The main renderdoc.sln is a VS2015 solution. It should also compile in later VS versions, just select to update the compilers if you don't have the 2015 compilers available.
There are no external dependencies apart from the Windows SDK and any version will work, otherwise all libraries/headers needed to build are included in the git checkout.
On windows, the Development
configuration is recommended for day-to-day dev. It's debuggable but not too slow. The Release
configuration is then obviously what you should compile for any builds you'll send out to people or if you want to evaluate performance.
First check that you have all of the required dependencies.
RenderDoc only supports building on 64-bit x86 linux. 32-Bit x86 and any ARM/other platforms are not supported.
Currently linux should work with gcc 5+ and clang 3.4+ as it requires C++14 compiler support. The CI builds with gcc-5.0 and clang-3.8. Within reason other compilers will be supported if the required patches are minimal. Distribution packages should be built with the Release
CMake build type so that warnings do not trigger errors. To build just run:
cmake -DCMAKE_BUILD_TYPE=Debug -Bbuild -H.
make -C build
Configuration is available for cmake, documented elsewhere.
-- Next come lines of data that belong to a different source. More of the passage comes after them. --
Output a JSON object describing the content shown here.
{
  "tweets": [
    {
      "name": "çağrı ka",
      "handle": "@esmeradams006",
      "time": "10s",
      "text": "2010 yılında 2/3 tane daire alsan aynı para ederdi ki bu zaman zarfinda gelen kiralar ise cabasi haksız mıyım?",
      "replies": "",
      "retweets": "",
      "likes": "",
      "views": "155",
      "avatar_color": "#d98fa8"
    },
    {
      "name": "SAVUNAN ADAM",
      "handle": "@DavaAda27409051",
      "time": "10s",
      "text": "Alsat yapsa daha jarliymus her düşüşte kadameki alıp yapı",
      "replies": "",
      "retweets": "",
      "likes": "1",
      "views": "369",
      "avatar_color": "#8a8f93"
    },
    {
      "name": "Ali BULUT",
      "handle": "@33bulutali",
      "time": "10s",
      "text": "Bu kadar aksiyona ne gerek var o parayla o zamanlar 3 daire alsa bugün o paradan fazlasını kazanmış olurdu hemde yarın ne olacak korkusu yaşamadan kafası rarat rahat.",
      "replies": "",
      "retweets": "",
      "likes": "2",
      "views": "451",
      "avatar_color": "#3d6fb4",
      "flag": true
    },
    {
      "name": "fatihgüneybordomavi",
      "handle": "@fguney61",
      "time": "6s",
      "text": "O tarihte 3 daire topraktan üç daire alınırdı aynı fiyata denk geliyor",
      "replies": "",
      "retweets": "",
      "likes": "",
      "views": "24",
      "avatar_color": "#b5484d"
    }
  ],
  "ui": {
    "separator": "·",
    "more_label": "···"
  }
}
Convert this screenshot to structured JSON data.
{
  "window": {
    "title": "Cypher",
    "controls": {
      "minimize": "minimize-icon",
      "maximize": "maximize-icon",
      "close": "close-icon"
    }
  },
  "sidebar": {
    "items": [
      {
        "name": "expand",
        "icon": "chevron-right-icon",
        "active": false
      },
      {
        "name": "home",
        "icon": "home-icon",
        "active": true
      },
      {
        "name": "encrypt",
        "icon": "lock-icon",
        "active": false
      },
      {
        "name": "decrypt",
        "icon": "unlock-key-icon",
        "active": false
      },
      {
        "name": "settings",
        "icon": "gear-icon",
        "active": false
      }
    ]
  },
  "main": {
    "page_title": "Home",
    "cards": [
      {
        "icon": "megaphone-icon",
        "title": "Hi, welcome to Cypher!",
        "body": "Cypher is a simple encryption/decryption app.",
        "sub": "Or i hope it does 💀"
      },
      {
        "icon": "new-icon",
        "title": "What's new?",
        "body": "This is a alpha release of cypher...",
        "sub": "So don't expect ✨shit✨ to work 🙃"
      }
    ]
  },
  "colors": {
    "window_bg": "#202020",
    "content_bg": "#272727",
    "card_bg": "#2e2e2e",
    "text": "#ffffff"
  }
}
You can override the compiler with environment variables CC
and CXX
, and there are some options you can toggle in the root CMakeLists files such as cmake -DENABLE_GL=OFF
.
First check that you have all of the required dependencies.
Mac support is pretty early and while it will compile, it's not usable for debugging yet and is not officially supported.
To build with make, use cmake the same way as Linux.
To build with Xcode, use the cmake Xcode generator to create the Xcode project:
cmake -DCMAKE_BUILD_TYPE=Debug -Bbuild -H. -GXcode
Building for Mac requires a C++17 compliant compiler i.e. the Xcode clang compiler.
First check that you have all of the required dependencies.
To build the components required to debug an Android target invoke cmake and enable BUILD_ANDROID=On
:
mkdir build-android
cd build-android
cmake -DBUILD_ANDROID=On -DANDROID_ABI=armeabi-v7a ..
make
On Windows, you should always build Android from a bash shell - cygwin, msys2, Windows WSL, etc. Building from cmd may work but is not supported.
On windows cmake you need to specify the 'generator' type to the cmake invocation. The exact parameter will depend on your bash shell, but options are e.g. -G "MSYS Makefiles"
or -G "MinGW Makefiles"
, i.e.:
cmake -DBUILD_ANDROID=On -DANDROID_ABI=armeabi-v7a -G "MSYS Makefiles" ..
With GLES programs on Android, the built-in hooking method doesn't always work. If you have trouble with crashes or problems capturing GLES programs, try enabling building with interceptor-lib. WARNING: Building this requires a hefty dependency.